Obviously, there are a variety of practical objections to these sorts of reforms. I cannot begin to address them all in this post, though I have considered many of the major ones elsewhere (e.g. here and here); see also this excellent analysis by economist Bryan Caplan. It is worth remembering that defenders of traditional hereditary aristocracy also argued that the sky would fall if there was no longer a privileged aristocratic class at the top of society, one capable of maintaining order, perpetuating civilization, and keeping the rabble in their place.

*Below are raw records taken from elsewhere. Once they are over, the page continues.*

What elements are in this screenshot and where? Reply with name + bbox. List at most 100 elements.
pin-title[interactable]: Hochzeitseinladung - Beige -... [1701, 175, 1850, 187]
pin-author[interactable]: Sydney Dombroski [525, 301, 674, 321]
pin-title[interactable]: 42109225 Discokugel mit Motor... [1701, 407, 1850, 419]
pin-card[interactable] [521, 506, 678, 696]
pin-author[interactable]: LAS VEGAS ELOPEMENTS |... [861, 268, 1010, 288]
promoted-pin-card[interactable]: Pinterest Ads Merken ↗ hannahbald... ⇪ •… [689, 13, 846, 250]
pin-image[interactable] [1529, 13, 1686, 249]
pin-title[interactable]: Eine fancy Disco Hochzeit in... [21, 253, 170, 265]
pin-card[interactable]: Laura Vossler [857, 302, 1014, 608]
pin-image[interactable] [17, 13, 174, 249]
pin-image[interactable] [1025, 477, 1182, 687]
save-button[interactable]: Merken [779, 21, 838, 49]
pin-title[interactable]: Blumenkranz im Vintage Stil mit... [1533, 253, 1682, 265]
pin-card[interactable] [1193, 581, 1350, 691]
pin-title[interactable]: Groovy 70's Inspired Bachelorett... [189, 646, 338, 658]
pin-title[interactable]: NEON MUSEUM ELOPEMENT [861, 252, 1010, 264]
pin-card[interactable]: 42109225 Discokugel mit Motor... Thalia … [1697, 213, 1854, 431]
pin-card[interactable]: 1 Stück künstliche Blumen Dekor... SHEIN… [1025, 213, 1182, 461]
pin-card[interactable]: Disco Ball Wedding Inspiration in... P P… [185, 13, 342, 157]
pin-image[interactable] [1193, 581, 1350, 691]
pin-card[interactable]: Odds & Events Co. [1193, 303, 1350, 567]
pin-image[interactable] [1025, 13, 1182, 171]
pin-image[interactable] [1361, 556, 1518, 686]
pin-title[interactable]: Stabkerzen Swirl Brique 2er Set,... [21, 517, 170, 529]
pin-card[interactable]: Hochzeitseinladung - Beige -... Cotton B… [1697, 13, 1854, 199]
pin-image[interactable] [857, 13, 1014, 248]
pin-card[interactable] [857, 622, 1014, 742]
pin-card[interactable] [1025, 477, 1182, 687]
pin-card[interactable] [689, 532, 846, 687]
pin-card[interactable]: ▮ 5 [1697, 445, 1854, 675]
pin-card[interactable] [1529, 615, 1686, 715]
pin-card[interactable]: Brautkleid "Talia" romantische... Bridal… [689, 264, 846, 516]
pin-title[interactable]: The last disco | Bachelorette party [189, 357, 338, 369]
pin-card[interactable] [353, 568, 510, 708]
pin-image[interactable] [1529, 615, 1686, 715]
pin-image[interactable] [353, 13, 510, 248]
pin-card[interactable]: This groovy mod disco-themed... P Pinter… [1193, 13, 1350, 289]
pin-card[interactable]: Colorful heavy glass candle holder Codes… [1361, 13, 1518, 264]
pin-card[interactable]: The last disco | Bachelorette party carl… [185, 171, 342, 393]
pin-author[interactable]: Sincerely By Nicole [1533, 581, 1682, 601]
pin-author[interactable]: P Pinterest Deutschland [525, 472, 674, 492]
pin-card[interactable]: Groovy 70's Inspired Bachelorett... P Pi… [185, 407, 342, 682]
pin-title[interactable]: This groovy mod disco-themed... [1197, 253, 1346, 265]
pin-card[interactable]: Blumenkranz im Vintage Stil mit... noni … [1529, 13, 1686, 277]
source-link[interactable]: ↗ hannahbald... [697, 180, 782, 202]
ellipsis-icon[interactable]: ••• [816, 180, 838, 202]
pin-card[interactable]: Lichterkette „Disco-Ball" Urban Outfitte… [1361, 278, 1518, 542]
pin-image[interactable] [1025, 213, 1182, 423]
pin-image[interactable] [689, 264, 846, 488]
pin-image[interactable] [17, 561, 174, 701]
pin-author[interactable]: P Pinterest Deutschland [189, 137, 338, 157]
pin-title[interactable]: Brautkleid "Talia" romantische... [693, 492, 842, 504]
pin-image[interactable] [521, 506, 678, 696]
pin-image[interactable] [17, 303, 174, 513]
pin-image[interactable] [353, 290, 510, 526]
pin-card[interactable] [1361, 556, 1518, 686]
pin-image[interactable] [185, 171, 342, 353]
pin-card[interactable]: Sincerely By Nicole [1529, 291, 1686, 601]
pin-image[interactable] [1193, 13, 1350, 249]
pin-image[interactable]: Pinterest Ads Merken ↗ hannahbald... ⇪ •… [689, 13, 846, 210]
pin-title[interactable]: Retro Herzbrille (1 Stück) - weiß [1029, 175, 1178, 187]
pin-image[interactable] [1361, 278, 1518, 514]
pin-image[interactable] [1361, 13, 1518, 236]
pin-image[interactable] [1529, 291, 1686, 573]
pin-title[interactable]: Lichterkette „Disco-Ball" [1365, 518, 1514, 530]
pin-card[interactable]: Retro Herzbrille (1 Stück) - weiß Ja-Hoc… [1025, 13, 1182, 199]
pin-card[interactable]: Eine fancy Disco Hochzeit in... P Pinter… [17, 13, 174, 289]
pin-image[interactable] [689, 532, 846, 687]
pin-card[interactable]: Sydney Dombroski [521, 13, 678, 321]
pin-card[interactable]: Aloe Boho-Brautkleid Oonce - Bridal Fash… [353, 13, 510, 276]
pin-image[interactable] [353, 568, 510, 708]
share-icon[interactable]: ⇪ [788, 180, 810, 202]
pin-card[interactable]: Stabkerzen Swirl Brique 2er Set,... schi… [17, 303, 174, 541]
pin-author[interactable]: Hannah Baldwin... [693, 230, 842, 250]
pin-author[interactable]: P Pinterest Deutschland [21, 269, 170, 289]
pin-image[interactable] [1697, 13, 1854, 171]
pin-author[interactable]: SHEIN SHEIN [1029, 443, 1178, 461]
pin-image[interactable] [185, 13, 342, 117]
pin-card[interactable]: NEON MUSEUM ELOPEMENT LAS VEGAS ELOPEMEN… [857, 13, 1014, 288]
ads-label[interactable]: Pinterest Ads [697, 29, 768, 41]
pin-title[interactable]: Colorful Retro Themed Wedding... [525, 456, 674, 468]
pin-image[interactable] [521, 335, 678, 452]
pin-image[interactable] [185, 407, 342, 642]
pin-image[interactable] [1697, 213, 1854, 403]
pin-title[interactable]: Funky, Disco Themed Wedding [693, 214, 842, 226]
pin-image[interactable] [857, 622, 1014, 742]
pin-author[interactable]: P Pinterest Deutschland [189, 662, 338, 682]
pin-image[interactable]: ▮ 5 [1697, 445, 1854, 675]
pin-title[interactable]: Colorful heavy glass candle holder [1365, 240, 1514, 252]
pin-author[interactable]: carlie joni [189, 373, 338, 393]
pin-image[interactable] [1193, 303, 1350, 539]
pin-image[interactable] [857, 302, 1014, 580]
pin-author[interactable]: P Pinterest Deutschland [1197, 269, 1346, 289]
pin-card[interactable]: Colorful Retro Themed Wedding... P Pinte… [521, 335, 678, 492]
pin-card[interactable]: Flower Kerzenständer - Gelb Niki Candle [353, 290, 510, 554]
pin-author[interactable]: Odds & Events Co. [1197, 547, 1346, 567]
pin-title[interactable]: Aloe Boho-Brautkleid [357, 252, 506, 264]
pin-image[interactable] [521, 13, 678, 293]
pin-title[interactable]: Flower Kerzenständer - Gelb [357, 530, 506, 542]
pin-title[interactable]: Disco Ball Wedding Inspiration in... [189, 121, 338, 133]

At the very least, we should recognize that our modern-day aristocracy of citizenship has much in common with traditional hereditary aristocracy, and often perpetrates comparably grave injustice. That recognition might stimulate greater consideration of ways to alleviate these wrongs, while mitigating potential negative side effects of doing so. Most members of the modern aristocratic class might actually benefit from a reduction of their privileges, by tapping into some of the immense new wealth likely to be created through freer migration.
The struggle against the injustice of our modern version of aristrocratic privilege is likely to be long and difficult. But the first step in the right direction is recognizing that a serious problem exists.